CoMPASS Framework¶
CoMPASS (Cognitive Mapping of Planned Actions with State Spaces) is a hierarchical probabilistic framework that integrates local movement dynamics with goal-directed cognitive states to decode latent behavioral states from complex spatial navigation data.
Two-Level Hierarchy¶
Level 1: Fine-Grained Motor States¶
Goal: Identify moment-to-moment behavioral states based on instantaneous movement kinematics.
Modeling Strategy:
- Features/Data Streams:
- Step size (instantaneous displacement between frames)
- Turn angle (change in heading direction)
- Apply a custom Hidden Markov Model (HMM) with specialized emission distributions designed for locomotor data:
- Step lengths → Gamma distribution (models positive, right-skewed displacement data)
- Turn angles → von Mises distribution (circular/directional model) OR Gamma distribution of absolute angles (magnitude model)

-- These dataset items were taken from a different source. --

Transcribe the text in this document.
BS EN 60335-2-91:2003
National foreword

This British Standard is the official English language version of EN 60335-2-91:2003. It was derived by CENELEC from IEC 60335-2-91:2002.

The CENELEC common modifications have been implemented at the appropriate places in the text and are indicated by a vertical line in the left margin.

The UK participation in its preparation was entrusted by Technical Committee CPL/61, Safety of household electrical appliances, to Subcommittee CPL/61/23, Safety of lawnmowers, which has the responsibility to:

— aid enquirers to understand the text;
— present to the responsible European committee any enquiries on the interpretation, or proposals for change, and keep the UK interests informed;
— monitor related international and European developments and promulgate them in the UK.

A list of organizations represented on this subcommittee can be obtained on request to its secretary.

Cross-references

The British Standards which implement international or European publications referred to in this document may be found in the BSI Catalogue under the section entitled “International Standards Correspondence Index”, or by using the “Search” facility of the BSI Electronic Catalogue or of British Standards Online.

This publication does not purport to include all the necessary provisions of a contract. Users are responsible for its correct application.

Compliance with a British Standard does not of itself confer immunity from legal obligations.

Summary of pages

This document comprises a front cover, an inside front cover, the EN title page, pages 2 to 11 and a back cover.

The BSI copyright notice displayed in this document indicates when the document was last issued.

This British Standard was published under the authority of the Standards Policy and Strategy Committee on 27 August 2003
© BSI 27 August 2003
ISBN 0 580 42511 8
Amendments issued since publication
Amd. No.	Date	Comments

- Robust parameter initialization using median, IQR, and MAD statistics to handle tracking noise
- EM optimization with multiple algorithms (BFGS, L-BFGS-B, Nelder-Mead, Powell) tested across repetitions
- Behavioral constraints enforced: State 1 must have lower step + higher turn than State 2
Output:
- Hidden States decoded:
- State 1: Low step length + High turn angle → Active Surveillance
- State 2: High step length + Low turn angle → Automated Ambulation
- Per-frame latent state sequence (Viterbi decoding)
- Posterior state probabilities for uncertainty quantification
Rationale: The Gamma distribution is appropriate for step lengths because they are strictly positive and often right-skewed. The von Mises distribution is the circular analogue of the Gaussian distribution, making it ideal for directional data like turn angles.
Level 2: Goal-Directed Cognitive States¶
Goal: Identify internal goal states that guide behavior in pursuit of the reward zone, overlaying the motor states with cognitive intent.
Modeling Strategy:
- Use the Level 1 state sequence as input
- Combine with reward-contextual features:
- Angular deviation - Sternum-based angular deviation from the reward path
- Value-based distance - Distance to target weighted by value function
- KDE-based proximity - Kernel density estimate quantifying spatial proximity to target zone
- Bayesian Gaussian Mixture Model (BGMM) for robust initialization
- GMM-HMM (Gaussian Mixture Model - Hidden Markov Model) to capture temporal dependencies and transitions between goal states
- Leave-One-Session-Out (LOSO) cross-validation with phase-aligned training
- Early stopping based on log-likelihood trends (optional patience tuning)
- Model selection using AIC
Output:
- Level 2 States decoded (per session):
- Reward Oriented - Goal-directed behavior toward target
- Non-Reward Oriented - Exploratory or non-goal-directed behavior
Final Hierarchical States:
The framework combines Level 1 motor states with Level 2 cognitive states to produce 4 interpretable behavioral modes:
- Active Surveillance, Reward Oriented - Cautious, high-turning exploration while oriented toward reward
- Active Surveillance, Non-Reward Oriented - Cautious, high-turning exploration without reward orientation
- Automated Ambulation, Reward Oriented - Fast, directed movement toward reward
- Automated Ambulation, Non-Reward Oriented - Fast, directed movement in non-rewarded directions
These composite states capture both the motor dynamics (how the animal moves) and the cognitive intent (what the animal is pursuing), providing a rich behavioral segmentation for downstream analysis.